Читаем Во имя человека полностью

И опять мы с Бакланом сидели рядом на катере, держались на руки и молча улыбались… Опять за рулем была громадная тетя Глаша, мерно ревел двигатель катера, по бокам стояли два радужных вала воды, приятной влажной прохладой обвевая разгоряченные лицо и руки. Я крепко-крепко сжимала руку Баклана, все почему-то вспоминала, как хорошо и просто нас провожали в порту, как немногословно и умно было все на смене, представила, как пойду сейчас вместе со всеми из порта, и крикнула Петру Сидоровичу и Галине Тимофеевне:

— Спасибо вам!..

Они, наверное, не расслышали моих слов, но улыбнулись мне. А я, кроме страшной усталости и счастья, чувствовала что-то новое. Это новое относилось и к Баклану, и к Петру Сидоровичу с тетей Галей, и к оставшимся на смене Симочке с Женей, и к маме, и даже к этому высокому небу, залитому солнцем, к этой радужной воде, блестящей и прохладной, ко всему миру вообще! Это новое и тогда еще неясное мне, было добротой, которую я обнаружила в себе.

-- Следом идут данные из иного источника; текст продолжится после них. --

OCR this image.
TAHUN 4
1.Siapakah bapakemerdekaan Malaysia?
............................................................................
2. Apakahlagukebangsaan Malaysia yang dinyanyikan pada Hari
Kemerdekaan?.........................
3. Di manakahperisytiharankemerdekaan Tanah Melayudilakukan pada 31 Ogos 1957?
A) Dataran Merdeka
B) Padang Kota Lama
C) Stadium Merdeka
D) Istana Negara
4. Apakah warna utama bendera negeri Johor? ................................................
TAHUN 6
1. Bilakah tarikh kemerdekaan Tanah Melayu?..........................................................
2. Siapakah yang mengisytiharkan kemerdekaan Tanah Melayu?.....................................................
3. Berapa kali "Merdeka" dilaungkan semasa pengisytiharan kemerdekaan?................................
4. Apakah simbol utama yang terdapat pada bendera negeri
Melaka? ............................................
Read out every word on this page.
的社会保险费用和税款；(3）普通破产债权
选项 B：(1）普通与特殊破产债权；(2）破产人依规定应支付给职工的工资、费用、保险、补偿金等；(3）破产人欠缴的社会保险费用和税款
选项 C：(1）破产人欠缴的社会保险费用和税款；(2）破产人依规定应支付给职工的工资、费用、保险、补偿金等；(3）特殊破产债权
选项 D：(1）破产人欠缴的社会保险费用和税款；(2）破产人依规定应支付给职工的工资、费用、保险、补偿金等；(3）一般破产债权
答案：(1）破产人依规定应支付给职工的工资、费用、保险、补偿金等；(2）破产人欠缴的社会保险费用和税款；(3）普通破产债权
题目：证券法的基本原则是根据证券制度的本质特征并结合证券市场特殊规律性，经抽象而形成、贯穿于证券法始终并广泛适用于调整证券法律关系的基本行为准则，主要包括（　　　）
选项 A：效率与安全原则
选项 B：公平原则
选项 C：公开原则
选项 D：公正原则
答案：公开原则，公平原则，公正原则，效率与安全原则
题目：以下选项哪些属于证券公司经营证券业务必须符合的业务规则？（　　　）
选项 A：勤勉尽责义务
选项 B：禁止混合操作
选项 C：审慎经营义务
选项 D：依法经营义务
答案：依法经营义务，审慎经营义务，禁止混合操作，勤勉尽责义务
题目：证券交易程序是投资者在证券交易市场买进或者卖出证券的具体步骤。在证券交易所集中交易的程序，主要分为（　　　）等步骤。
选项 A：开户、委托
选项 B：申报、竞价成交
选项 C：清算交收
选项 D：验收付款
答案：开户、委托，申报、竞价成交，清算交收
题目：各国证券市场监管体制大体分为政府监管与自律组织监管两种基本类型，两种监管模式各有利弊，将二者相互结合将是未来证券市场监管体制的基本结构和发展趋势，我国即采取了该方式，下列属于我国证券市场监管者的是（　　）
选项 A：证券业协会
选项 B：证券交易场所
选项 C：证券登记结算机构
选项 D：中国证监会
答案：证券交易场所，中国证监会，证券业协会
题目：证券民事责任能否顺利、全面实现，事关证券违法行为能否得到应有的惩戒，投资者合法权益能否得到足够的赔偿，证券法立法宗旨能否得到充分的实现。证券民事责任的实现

Несколько дней назад мама долго писала письмо всемирно знаменитому путешественнику Илье Николаевичу. И так улыбалась при этом… Тоже что-то новое в ней появилось…

3

Первую неделю мы с Бакланом работали в утро, вторую — в ночь, а третью — в вечер. Смены повторялись, работа повторялась, все было хорошо и прочно.

Только вот что странно: ко мне не сразу пришло ощущение моей полноправности на кране. И хотя теперь я уже понимаю, что в чем-то прямолинейнее, даже грубее Баклана, у него это ощущение полноправности появилось раньше, чем у меня. А ведь даже мои воспоминания раннего детства — это не только мама, наша квартира, двор, ребята, но и река, порт! Даже времена года связываются у меня прежде всего с рекой.

Снежная и солнечная зима — это широченная гладь реки, покрытая искристо-белым снегом. Пурга и метели — вьюжное, туманное облако над рекой, гудение ветра, расплывчатый, неясный диск солнца.

Весна, — яркость, прозрачная чистота воздуха, могучее высвобождение природы — ледоход, стремительный бег синей воды, кружащиеся льдины, птицы, которых сносит резкий, острый ветер.

Летний зной — застывшая сине-розовая гладь реки, то ослепительно сверкающая, то туманящаяся под солнцем. Вдруг потянет легкий ветерок, и река засверкает косым треугольником, померцает и померкнет. Ночью она таинственная под сиреневым, призрачным светом луны, как на картинах Куинджи. И плотная, успокоенная тишина над ней вдруг чуть всколыхнется глухим, непонятным звуком…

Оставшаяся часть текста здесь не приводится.